Emmanuel Macron en Chine : de nouveaux débouchés pour le porc français
À l'occasion du déplacement présidentiel en Chine, 15 sociétés françaises ont obtenu des autorisations pour exporter du porc en Chine, ce dont se réjouit l'interprofession.
À l’occasion du déplacement présidentiel en Chine, 15 sociétés françaises ont obtenu des autorisations pour exporter du porc en Chine, ce dont se réjouit l’interprofession.
Annoncé par le Président de la République fin février lors du Salon international de l’agriculture, le déplacement en Chine qui s’achève ce vendredi matin (7 avril) a été fructueux pour la filière porc.
Selon un communiqué de l’Élysée jeudi, 15 nouveaux agréments ont été obtenus par des sociétés françaises – abattoirs et charcuteries – donnant droit à exporter leurs produits en Chine.
« Pour exporter, il faut que les autorités chinoises aient pu vérifier que vous respectez toutes les normes imposées par le pays. Un travail est mené en amont par les autorités sanitaires françaises et des pré-audits réalisés par les autorités chinoises », explique à EURACTIV Anne Richard, directrice d’Inaporc, l’interprofession porcine.

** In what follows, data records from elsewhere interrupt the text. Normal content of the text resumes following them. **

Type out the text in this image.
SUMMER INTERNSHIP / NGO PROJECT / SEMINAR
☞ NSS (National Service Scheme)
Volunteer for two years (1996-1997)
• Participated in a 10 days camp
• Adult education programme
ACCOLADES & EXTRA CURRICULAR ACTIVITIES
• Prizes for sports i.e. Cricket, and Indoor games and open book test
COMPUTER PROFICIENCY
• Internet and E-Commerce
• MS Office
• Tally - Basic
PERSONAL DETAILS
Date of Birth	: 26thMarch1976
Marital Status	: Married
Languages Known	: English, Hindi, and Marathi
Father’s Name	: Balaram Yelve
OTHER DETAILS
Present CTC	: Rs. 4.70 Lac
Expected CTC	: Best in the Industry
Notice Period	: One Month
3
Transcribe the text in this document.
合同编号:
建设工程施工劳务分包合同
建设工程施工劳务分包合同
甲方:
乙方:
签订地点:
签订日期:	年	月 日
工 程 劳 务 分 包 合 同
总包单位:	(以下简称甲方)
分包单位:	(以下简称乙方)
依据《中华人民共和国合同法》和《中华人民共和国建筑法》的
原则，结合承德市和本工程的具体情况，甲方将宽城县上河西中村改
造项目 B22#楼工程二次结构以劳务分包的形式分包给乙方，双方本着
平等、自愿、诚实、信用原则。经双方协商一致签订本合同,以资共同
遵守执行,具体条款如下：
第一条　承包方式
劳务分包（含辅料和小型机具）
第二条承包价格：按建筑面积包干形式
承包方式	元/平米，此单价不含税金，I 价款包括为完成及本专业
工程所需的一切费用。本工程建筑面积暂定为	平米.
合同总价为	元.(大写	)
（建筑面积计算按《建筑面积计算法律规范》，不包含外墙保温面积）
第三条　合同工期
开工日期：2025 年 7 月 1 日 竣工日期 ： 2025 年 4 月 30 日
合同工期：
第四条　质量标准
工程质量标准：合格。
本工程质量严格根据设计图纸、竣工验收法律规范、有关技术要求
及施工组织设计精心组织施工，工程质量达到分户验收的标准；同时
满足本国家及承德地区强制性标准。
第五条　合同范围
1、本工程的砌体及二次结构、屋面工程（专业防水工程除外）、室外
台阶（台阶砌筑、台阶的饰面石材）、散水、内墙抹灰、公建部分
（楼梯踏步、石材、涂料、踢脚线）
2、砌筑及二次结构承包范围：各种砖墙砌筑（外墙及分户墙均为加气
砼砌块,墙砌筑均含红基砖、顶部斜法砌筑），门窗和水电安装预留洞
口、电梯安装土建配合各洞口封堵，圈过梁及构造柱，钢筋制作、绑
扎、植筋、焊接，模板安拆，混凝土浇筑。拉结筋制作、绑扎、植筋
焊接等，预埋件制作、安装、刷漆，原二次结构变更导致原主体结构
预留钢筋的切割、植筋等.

Le président d’Inaporc, Thierry Meyer, faisait partie du voyage, avec plus de 50 chefs d’entreprises françaises tous secteurs confondus.
17 % des exportations de porcs français sont exportés en Chine, première destination des dans les pays tiers. 140 000 tonnes d’animaux y sont envoyées tous les ans. Dans ce pays d’1,4 milliards d’habitants en pleine expansion, le porc est un aliment central de la cuisine nationale.
La demande croissante de porc en Chine est également liée à la grave crise de la fièvre porcine africaine, dont le pays se remet à peine. Entre 2018 et 2020, la maladie avait ravagé une grande partie du cheptel, en cours de reconstitution depuis grâce à des investissements colossaux dans l’élevage industriel.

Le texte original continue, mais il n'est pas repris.